Lo studio, pubblicato sulla rivista Genes è stato condotto elaborando i dati riferiti ad una popolazione di 1177 pazienti affetti da Covid-19 in Italia, ed ha messo in evidenza l’effetto protettivo esercitato da una variante del gene TMPRSS2 negli uomini giovani e nelle donne anziane.
“Il gene TMPRSS2 viene utilizzato nella cellula come stampo per le sintesi di un enzima, una proteasi, in grado di agire su altre proteine, nel caso specifico questa proteasi agisce sulla proteina Spike del coronavirus che è nota essere un elemento chiave per l’instaurarsi dell’infezione”, spiega Giuseppina Andreotti, ricercatrice del Cnr-Icb, che ha coordinato il team di ricerca insieme a Maria Vittoria Cubellis, ricercatrice associata del Cnr-Icb e docente del Dipartimento di biologia dell’Università Federico II di Napoli. “I dati hanno messo in luce che in questi gruppi di pazienti, uomini giovani e donne anziane, quelli che avevano una mutazione nel gene TMPRSS2 avevano un quadro clinico meno severo rispetto a coloro che non presentavano la mutazione”.
Una lista di possibili polimorfismi (mutazioni genetiche non causanti malattie presenti in una popolazione con una incidenza superiore all’1%) che potevano essere correlati con la gravità o con l’insorgenza della Covid-19 è stata descritta in un primo lavoro pubblicato sull’European journal of medical genetics. La lista include tra gli altri un polimorfismo comune nel gene TMPRSS2.
“In particolare, la variante di TMPRSS2 identificata e maggiormente rappresentata nella popolazione, causa la sostituzione di un amminoacido nella proteasi, al posto della valina in posizione 197 della sequenza c’è la metionina”, specifica la ricercatrice Cnr-Icb. La proteina mutata in tale modo è stata studiata “in silico”, cioè con simulazioni matematiche al computer e grazie a programmi di predizione delle proprietà chimico-fisiche delle proteine è stato evidenziato che è ragionevole ipotizzare che abbia un’attività biologica ridotta rispetto a quella non mutata.
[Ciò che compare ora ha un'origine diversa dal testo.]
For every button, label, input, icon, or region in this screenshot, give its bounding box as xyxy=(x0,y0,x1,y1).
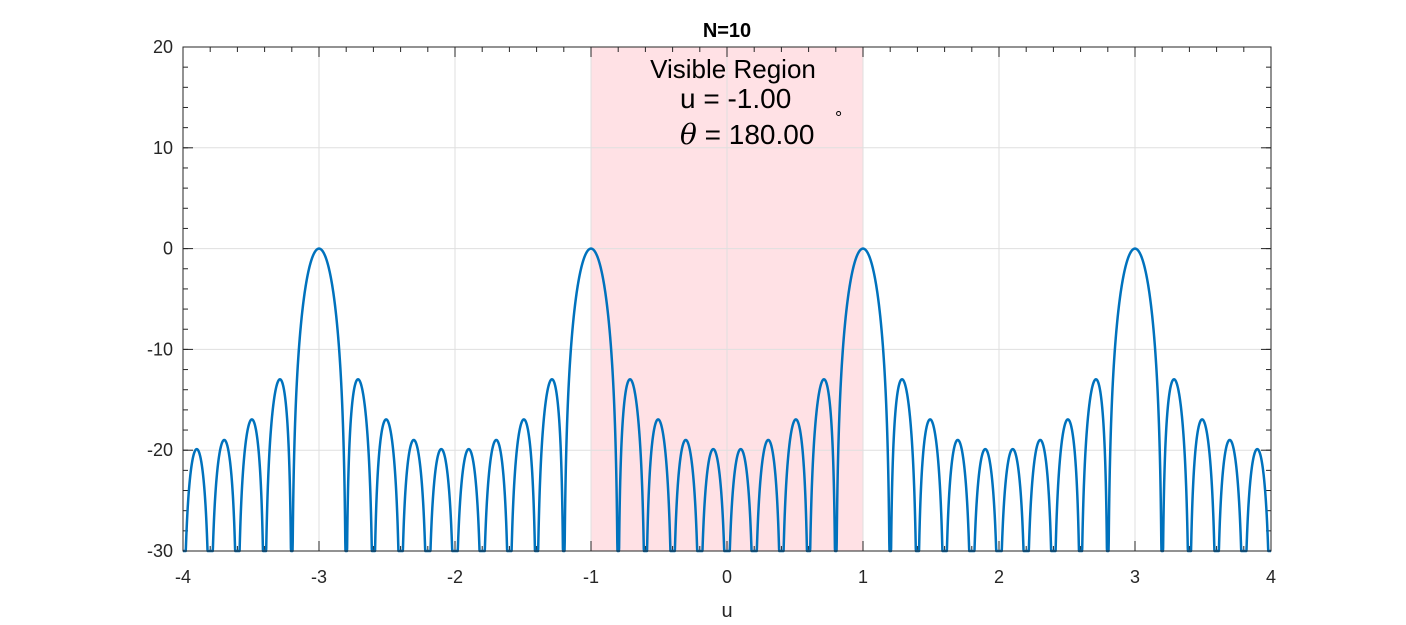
x-tick-label: -1 xyxy=(583,567,599,587)
y-tick-labels: 20 10 0 -10 -20 -30 xyxy=(147,37,173,561)
x-tick-label: 0 xyxy=(722,567,732,587)
y-tick-label: 0 xyxy=(163,239,173,259)
theta-symbol: θ xyxy=(680,118,697,151)
plot-frame xyxy=(182,46,1272,552)
y-tick-label: 10 xyxy=(153,138,173,158)
x-tick-label: 2 xyxy=(994,567,1004,587)
degree-symbol: ° xyxy=(835,108,842,128)
y-tick-label: -30 xyxy=(147,541,173,561)
visible-region-label: Visible Region xyxy=(650,54,816,84)
theta-number: = 180.00 xyxy=(697,119,815,150)
x-tick-labels: -4 -3 -2 -1 0 1 2 3 4 xyxy=(175,567,1276,587)
y-tick-label: 20 xyxy=(153,37,173,57)
x-tick-label: 1 xyxy=(858,567,868,587)
x-tick-label: -3 xyxy=(311,567,327,587)
y-tick-label: -20 xyxy=(147,440,173,460)
steering-theta-value: θ = 180.00 xyxy=(680,118,814,151)
steering-u-value: u = -1.00 xyxy=(680,83,791,114)
x-axis-label: u xyxy=(721,600,732,622)
x-tick-label: -2 xyxy=(447,567,463,587)
x-tick-label: 4 xyxy=(1266,567,1276,587)
x-tick-label: -4 xyxy=(175,567,191,587)
chart-title: N=10 xyxy=(703,20,751,42)
x-tick-label: 3 xyxy=(1130,567,1140,587)
y-tick-label: -10 xyxy=(147,339,173,359)
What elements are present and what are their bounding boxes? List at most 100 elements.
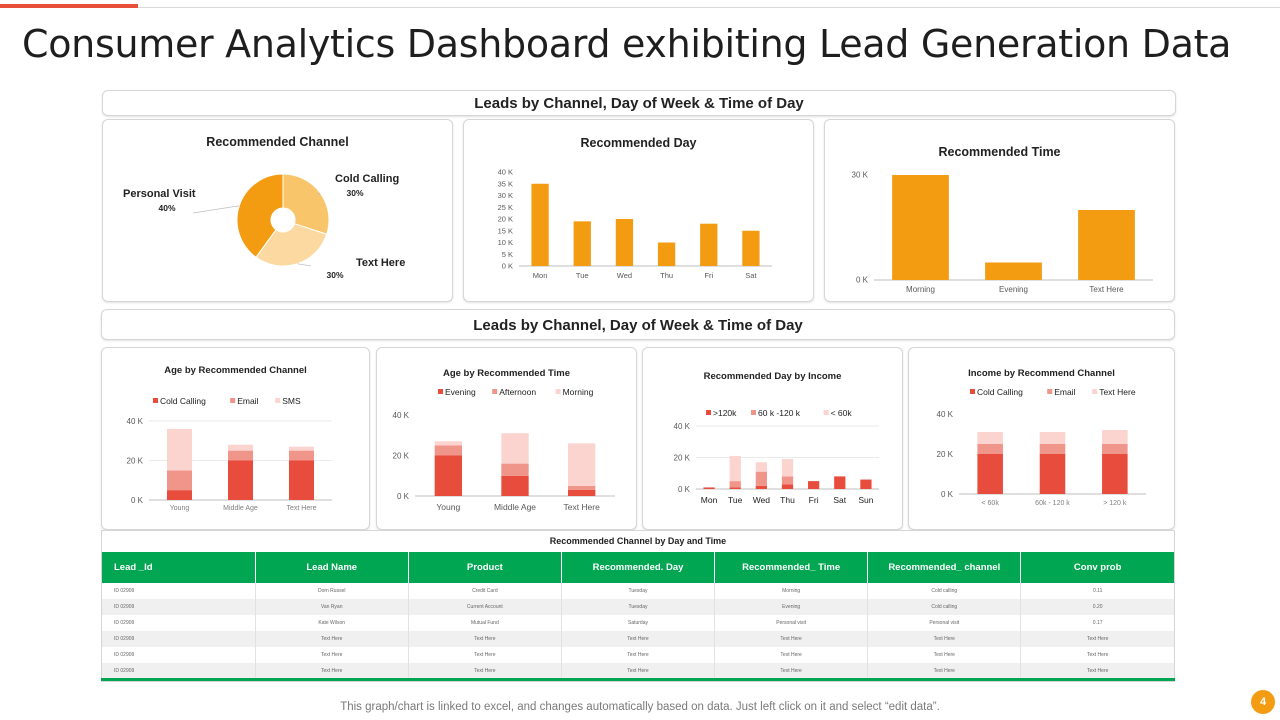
bar-segment [166,428,193,471]
chart-title: Income by Recommend Channel [968,368,1115,379]
table-cell: Text Here [1020,663,1174,679]
legend-swatch [438,389,443,394]
y-tick-label: 10 K [498,238,513,247]
chart-svg: Recommended Channel Cold Calling 30% Text H… [123,135,405,280]
table-row[interactable]: ID 02909 Van Ryan Current Account Tuesday Ev… [102,599,1174,615]
bar-segment [977,454,1003,494]
legend-swatch [275,398,281,403]
legend-label: Cold Calling [160,396,206,406]
table-row[interactable]: ID 02909 Text Here Text Here Text Here Text … [102,647,1174,663]
table-cell: Tuesday [561,583,716,599]
x-tick-label: Text Here [1089,285,1124,294]
table-cell: Text Here [867,663,1022,679]
pie-slice [282,173,330,235]
bar-segment [227,450,254,461]
leader-line [297,263,312,267]
legend-swatch [706,410,711,415]
y-tick-label: 5 K [502,250,513,259]
y-tick-label: 0 K [131,496,144,505]
table-cell: Van Ryan [255,599,409,615]
table-cell: 0.17 [1020,615,1174,631]
bar-segment [781,459,794,477]
x-tick-label: Tue [576,271,589,280]
y-tick-label: 40 K [393,411,410,420]
table-cell: Text Here [714,647,869,663]
card-age-by-time[interactable]: Age by Recommended Time Evening Afternoon M… [376,347,637,530]
bar-segment [1102,454,1128,494]
table-cell: Credit Card [408,583,562,599]
table-cell: Text Here [255,631,409,647]
table-cell: Text Here [561,663,716,679]
table-cell: Text Here [561,631,716,647]
card-age-by-channel[interactable]: Age by Recommended Channel Cold Calling Em… [101,347,370,530]
table-cell: ID 02909 [102,663,256,679]
table-cell: Text Here [561,647,716,663]
legend-swatch [970,389,975,394]
legend-label: Evening [445,387,476,397]
table-row[interactable]: ID 02909 Text Here Text Here Text Here Text … [102,663,1174,679]
bar-segment [703,487,715,489]
chart-svg: Recommended Time 0 K 30 K Morning Evening Tex… [852,145,1153,294]
card-recommended-time[interactable]: Recommended Time 0 K 30 K Morning Evening Tex… [824,119,1175,302]
x-tick-label: Young [170,505,190,512]
table-cell: Cold calling [867,583,1022,599]
column-header[interactable]: Recommended_ channel [867,552,1022,583]
footnote: This graph/chart is linked to excel, and… [340,701,940,713]
table-row[interactable]: ID 02909 Dorn Russel Credit Card Tuesday Mor… [102,583,1174,599]
column-header[interactable]: Recommended_ Time [714,552,869,583]
slice-percent: 30% [326,270,343,280]
slice-percent: 40% [158,203,175,213]
table-cell: Text Here [1020,631,1174,647]
x-tick-label: Thu [780,495,795,505]
bar-segment [729,481,741,488]
table-row[interactable]: ID 02909 Text Here Text Here Text Here Text … [102,631,1174,647]
card-recommended-day[interactable]: Recommended Day 0 K 5 K 10 K 15 K 20 K 25 K 30 … [463,119,814,302]
table-row[interactable]: ID 02909 Kate Wilson Mutual Fund Saturday Pe… [102,615,1174,631]
section-header-1: Leads by Channel, Day of Week & Time of … [102,90,1176,116]
x-tick-label: < 60k [982,500,1000,507]
column-header[interactable]: Conv prob [1020,552,1174,583]
bar [1078,210,1135,280]
card-day-by-income[interactable]: Recommended Day by Income >120k 60 k -120 … [642,347,903,530]
page-number-badge: 4 [1251,690,1275,714]
x-tick-label: Sat [745,271,757,280]
x-tick-label: Tue [728,495,743,505]
table-cell: Text Here [714,663,869,679]
leader-line [192,205,240,214]
chart-title: Recommended Time [938,145,1060,159]
x-tick-label: Young [436,502,460,512]
legend-label: < 60k [831,408,853,418]
bar [657,242,676,266]
bar-segment [434,445,462,456]
column-header[interactable]: Recommended. Day [561,552,716,583]
chart-svg: Age by Recommended Time Evening Afternoon M… [393,368,615,512]
bar-segment [166,490,193,500]
bar-segment [434,455,462,496]
legend-swatch [492,389,498,394]
x-tick-label: > 120 k [1103,500,1127,507]
bar-segment [227,460,254,500]
legend-label: Email [237,396,258,406]
column-header[interactable]: Lead Name [255,552,409,583]
x-tick-label: Sun [858,495,873,505]
legend-label: Cold Calling [977,387,1023,397]
bar-segment [977,432,1003,444]
legend-swatch [823,410,829,415]
bar [615,219,634,266]
card-income-by-channel[interactable]: Income by Recommend Channel Cold Calling E… [908,347,1175,530]
chart-svg: Income by Recommend Channel Cold Calling E… [937,368,1146,507]
x-tick-label: 60k - 120 k [1035,500,1070,507]
legend-label: SMS [282,396,301,406]
table-cell: Text Here [408,647,562,663]
bar-segment [977,444,1003,454]
slice-percent: 30% [346,188,363,198]
column-header[interactable]: Lead _Id [102,552,256,583]
card-recommended-channel[interactable]: Recommended Channel Cold Calling 30% Text H… [102,119,453,302]
y-tick-label: 25 K [498,203,513,212]
y-tick-label: 0 K [502,262,513,271]
column-header[interactable]: Product [408,552,562,583]
table-cell: Personal visit [867,615,1022,631]
x-tick-label: Fri [809,495,819,505]
table-header-row: Lead _Id Lead Name Product Recommended. … [102,552,1174,583]
x-tick-label: Text Here [287,505,317,512]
Il passaggio dalla previsione teorica “in silico” alla conferma sostenuta da dati clinici è stato possibile grazie a una collaborazione con Alessandra Renieri, docente dell’Università di Siena e coordinatrice della rete di istituti di ricerca e nosocomi italiani “Gen-Covid Multicenter Study”. “Questa osservazione genetica potrebbe aprire la strada ad un’interessante ricaduta terapeutica poichè farmaci in grado di inibire o ridurre l’attività della proteasi TMPRSS2, così come fa la mutazione nelle persone relativamente protette, potrebbero essere utilizzati per la cura della Covid-19”, conclude Andreotti. “Tali farmaci esistono sebbene siano utilizzati per la cura di altre patologie. Si tratta del camostat mesilato e del nafamostat mesilato. Riposizionare questi farmaci fornirebbe dunque un nuovo e valido strumento per il trattamento della Covid-19”.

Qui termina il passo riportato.